Share

Bab 2

Author: Cherryblossom
Aku langsung kembali ke vila setelah meninggalkan kafe. Besar, dingin, dan sunyi seperti biasa.

Kadang aku bertanya-tanya, untuk apa kami memerlukan semua orang ini. Para pengawal, para pembantu, para pengurus rumah. Apa sebenarnya yang mereka lindungi, bersihkan, atau layani? Aku satu-satunya yang benar-benar tinggal di sini.

Kadang Henry, kalau dia sedang tidak di sekolah. Sedangkan Finn? Finn hanya muncul mungkin tujuh hari dalam setahun. Kalau pun sebanyak itu.

Aku berjalan menyusuri ruangan, suara tumitku bergema di atas lantai marmer. Aku melewati taman yang dulu aku rancang sendiri, setiap bunga kupilih sesuai selera Finn.

Aku mengintip ke kamarnya. Kamar tempat aku menyiapkan segalanya agar dia mau tinggal. Kamar tempat aku mencoba menjebaknya dengan seorang anak.

Kenangan menghantamku seperti pukulan di dada. Dulu, aku pasti akan bertahan pada kenangan itu. Namun, sekarang tidak lagi.

Aku sudah menandatangani surat cerai. Aku tidak punya alasan untuk tetap di sini. Sudah waktunya bersiap untuk pergi.

Aku mulai berkemas diam-diam. Sampai tiba-tiba pengurus rumah muncul di ambang pintu, seolah-olah aku ini pembantu yang sedang melanggar aturan.

"Apa yang sedang kamu lakukan di sini?" tanyanya sambil mengerutkan dahi. "Kamu tahu kamu nggak boleh masuk ke kamar Tuan Finn tanpa izinnya."

Dia tahu betapa tidak berartinya aku di rumah ini. Dia selalu memanfaatkan hal itu, merendahkanku setiap kali Finn tidak ada.

Aku berbalik tajam. "Urus saja urusanmu sendiri dan jangan ganggu aku."

Saat dia tidak mundur, aku meletakkan semuanya dan berjalan menuju kamar Henry.

Masih ada aroma khasnya di sana. Masih berantakan dengan cara khas anak laki-laki. Buku, sepatu, Lego berserakan dan di atas ranjangnya ada boneka beruang yang kubelikan untuknya tahun lalu.

Aku masih ingat hari itu. Dia menatap boneka itu, lalu mengerutkan kening dan berkata, "Bukan ini yang aku mau."

Dia bahkan tidak menyentuhnya. Namun, kemudian Finn berkata, "Madeline yang memilihkan itu untukmu."

Wajah Henry langsung berubah. Dia memeluk boneka itu erat-erat dan sejak hari itu selalu tidur bersamanya.

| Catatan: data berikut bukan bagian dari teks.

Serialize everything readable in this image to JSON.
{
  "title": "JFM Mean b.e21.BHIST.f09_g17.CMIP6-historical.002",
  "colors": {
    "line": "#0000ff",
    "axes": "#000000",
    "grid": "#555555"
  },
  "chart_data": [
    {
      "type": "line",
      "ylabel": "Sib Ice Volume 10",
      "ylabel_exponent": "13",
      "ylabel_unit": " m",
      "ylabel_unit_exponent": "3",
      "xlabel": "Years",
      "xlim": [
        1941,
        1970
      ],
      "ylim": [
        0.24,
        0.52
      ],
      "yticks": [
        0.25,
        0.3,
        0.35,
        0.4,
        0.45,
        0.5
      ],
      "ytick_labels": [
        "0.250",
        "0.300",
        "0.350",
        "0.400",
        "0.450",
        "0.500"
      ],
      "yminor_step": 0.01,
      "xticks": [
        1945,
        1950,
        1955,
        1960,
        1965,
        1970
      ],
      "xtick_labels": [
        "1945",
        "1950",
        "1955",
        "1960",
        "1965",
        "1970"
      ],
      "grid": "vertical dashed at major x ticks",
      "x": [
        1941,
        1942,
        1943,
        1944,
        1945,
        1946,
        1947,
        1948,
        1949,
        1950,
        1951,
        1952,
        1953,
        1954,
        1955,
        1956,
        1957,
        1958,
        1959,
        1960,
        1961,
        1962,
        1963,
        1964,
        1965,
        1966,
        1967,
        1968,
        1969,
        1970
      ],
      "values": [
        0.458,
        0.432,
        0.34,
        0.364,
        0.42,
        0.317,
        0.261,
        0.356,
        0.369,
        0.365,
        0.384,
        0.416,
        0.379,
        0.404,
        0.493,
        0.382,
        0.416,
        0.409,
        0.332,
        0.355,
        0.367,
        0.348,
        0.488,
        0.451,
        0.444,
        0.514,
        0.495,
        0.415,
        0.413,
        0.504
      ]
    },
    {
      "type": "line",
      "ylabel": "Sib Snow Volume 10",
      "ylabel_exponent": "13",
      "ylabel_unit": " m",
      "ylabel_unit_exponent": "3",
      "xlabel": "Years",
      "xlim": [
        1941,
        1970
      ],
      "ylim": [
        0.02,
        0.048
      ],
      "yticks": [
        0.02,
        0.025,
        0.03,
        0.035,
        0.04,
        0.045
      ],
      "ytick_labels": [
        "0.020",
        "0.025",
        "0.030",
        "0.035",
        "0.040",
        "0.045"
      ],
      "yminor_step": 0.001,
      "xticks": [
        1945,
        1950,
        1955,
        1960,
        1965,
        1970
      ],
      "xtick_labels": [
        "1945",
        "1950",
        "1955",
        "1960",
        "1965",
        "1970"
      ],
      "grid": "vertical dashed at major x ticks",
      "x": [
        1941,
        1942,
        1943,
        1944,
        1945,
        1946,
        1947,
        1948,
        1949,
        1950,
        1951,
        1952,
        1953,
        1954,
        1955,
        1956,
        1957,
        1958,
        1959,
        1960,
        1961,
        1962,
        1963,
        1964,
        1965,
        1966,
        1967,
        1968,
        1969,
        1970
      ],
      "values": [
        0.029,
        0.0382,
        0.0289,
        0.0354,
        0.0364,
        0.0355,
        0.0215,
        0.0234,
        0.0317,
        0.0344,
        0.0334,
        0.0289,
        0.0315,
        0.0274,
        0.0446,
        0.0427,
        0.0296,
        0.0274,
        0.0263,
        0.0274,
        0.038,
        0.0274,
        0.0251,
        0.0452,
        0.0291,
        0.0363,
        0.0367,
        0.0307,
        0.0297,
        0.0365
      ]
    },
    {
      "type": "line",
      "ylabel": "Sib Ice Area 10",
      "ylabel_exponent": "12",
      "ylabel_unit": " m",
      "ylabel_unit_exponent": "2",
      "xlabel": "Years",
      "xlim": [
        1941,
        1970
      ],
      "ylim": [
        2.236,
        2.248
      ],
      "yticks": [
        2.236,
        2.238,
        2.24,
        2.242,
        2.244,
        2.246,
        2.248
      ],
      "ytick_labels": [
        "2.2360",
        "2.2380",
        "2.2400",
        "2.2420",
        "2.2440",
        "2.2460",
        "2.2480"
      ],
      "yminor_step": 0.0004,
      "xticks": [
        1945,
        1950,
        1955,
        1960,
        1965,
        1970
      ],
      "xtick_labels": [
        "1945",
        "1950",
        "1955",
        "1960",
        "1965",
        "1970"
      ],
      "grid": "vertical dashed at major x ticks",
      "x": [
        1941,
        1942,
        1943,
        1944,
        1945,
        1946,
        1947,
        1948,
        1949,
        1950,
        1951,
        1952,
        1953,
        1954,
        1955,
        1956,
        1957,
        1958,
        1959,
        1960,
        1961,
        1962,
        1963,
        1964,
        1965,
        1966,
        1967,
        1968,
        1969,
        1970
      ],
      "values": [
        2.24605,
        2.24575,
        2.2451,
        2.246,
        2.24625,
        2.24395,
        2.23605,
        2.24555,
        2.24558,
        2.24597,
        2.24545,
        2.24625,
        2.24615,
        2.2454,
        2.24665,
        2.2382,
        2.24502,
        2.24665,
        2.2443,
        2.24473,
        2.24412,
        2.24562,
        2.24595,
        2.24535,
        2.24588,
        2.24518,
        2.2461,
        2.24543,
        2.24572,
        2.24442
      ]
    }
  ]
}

Momen itu menghancurkanku. Aku tidak tahu harus merasa bersyukur karena Finn berhasil meyakinkannya ... atau hancur karena anakku yang hanya menerima hadiah saat dia pikir itu datang dari wanita lain.

Aku mengambil boneka itu. Hanya menggenggamnya.

Aku tidak berencana membawa banyak barang, tetapi yang ini, aku ingin membawanya. Aku butuh pengingat itu.

Tiba-tiba aku mendengar suaranya, tajam dan marah. "Letakkan itu! Itu dari Madeline!"

Aku menoleh dan melihat Henry berdiri di ambang pintu, matanya menyala. Di belakangnya, ada Finn. Tanpa Madeline. Hanya kami bertiga.

Sebuah momen yang begitu langka, kami bertiga dalam satu ruangan.

"Di mana Madeline?" tanyaku tanpa sempat menahan diri.

Finn mengerutkan kening. "Dia bilang aku harus lebih banyak menghabiskan waktu dengan Henry. Jadi aku melakukannya. Apa yang kamu lakukan di sini? Bukankah seharusnya kamu di kamarmu?"

Henry melangkah masuk, menyilangkan tangan. "Iya! Kenapa kamu ada di kamarku, menyentuh barang-barangku?"

"Aku nggak membuang apa pun," kataku lelah. "Itu cuma boneka beruang. Aku yang membelinya untukmu."

"Aku nggak peduli!" teriaknya. "Aku nggak mau kamu di sini!"

Aku tersentak. Namun, aku tetap berdiri tegak. "Henry, aku ibumu."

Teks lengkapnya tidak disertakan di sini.